Tränen, tore und abschiede: füchse berlin verabschieden legenden
Die Max-Schmeling-Halle bebte am vergangenen Samstag nicht nur vor Jubel, sondern vor Emotionen. Die Füchse Berlin feierten einen 43:38-Sieg gegen die SG Flensburg-Handewitt, doch der verdiente Erfolg war fast Nebensache. Vielmehr stand dieser Nachmittag im Zeichen des Abschieds – fünf Spieler verließen nach vielen Jahren den Verein, und die Fans verabschiedeten ihre Idole mit Standing Ovations und Tränen in den Augen.
Ein abschied, der die herzen berührt
Besonders bewegend waren die Momente rund um Lasse Andersson und Dejan Milosavljev. Sechs Jahre lang prägte der Däne das Spiel der Berliner, sieben Jahre hütete der Serbe das Tor. Sie waren mehr als nur Leistungsträger; sie waren Gesichter und Anführer, die gemeinsam mit den Fans eine Erfolgsgeschichte im internationalen Handball geschrieben haben. Der Abschied von diesen beiden Spielern war ein emotionaler Höhepunkt eines langen, ereignisreichen gemeinsamen Weges.
Die Abschiedszeremonie erinnerte an frühere Abschiede in der Berliner Handballgeschichte – an Conny Wilczynski, Petr Stochl, Torsten Laen, Iker Romero, Hans Lindberg oder Paul Drux.

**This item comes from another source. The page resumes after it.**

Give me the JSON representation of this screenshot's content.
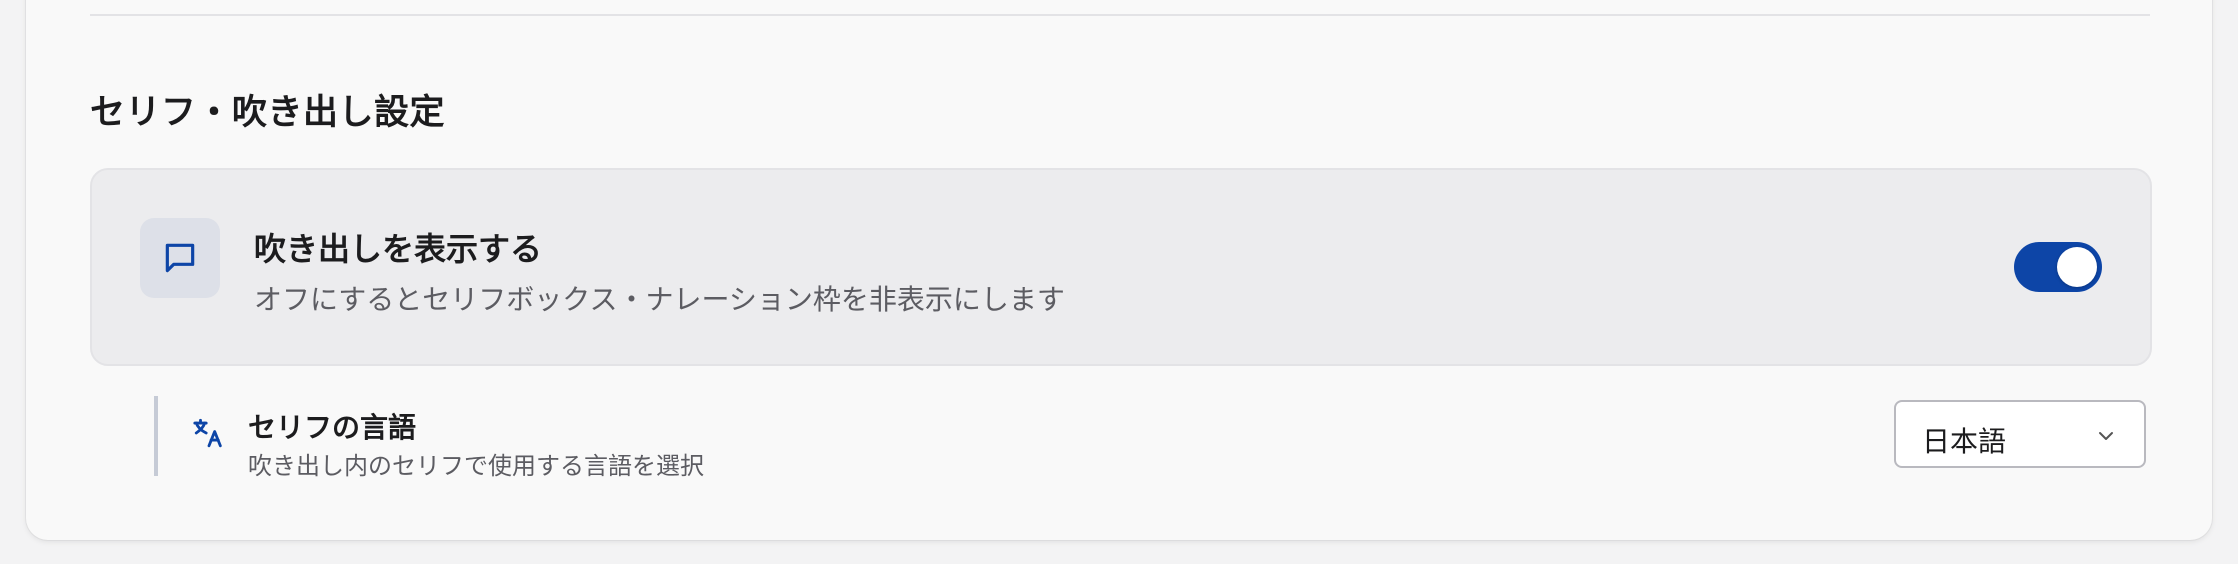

Doch die Tränen, die Andersson und Milosavljev vergossen, wirkten anders, tiefer, als hätten sie ein Stück ihres Herzens in Berlin zurückgelassen.
„Es war sehr emotional, da kam alles noch einmal hoch, die ganzen schönen Erlebnisse“, gestand Andersson sichtlich gerührt. „Ich bin sehr froh, dass ich so eine gute Zeit in Berlin gehabt habe. Mein Sohn ist hier geboren, er wird immer ein Berliner bleiben.“ Die Worte des Dänen trafen die Fans mitten ins Herz und lösten einen neuen Ausbruch von Applaus und „Lasse, Lasse“-Rufen aus.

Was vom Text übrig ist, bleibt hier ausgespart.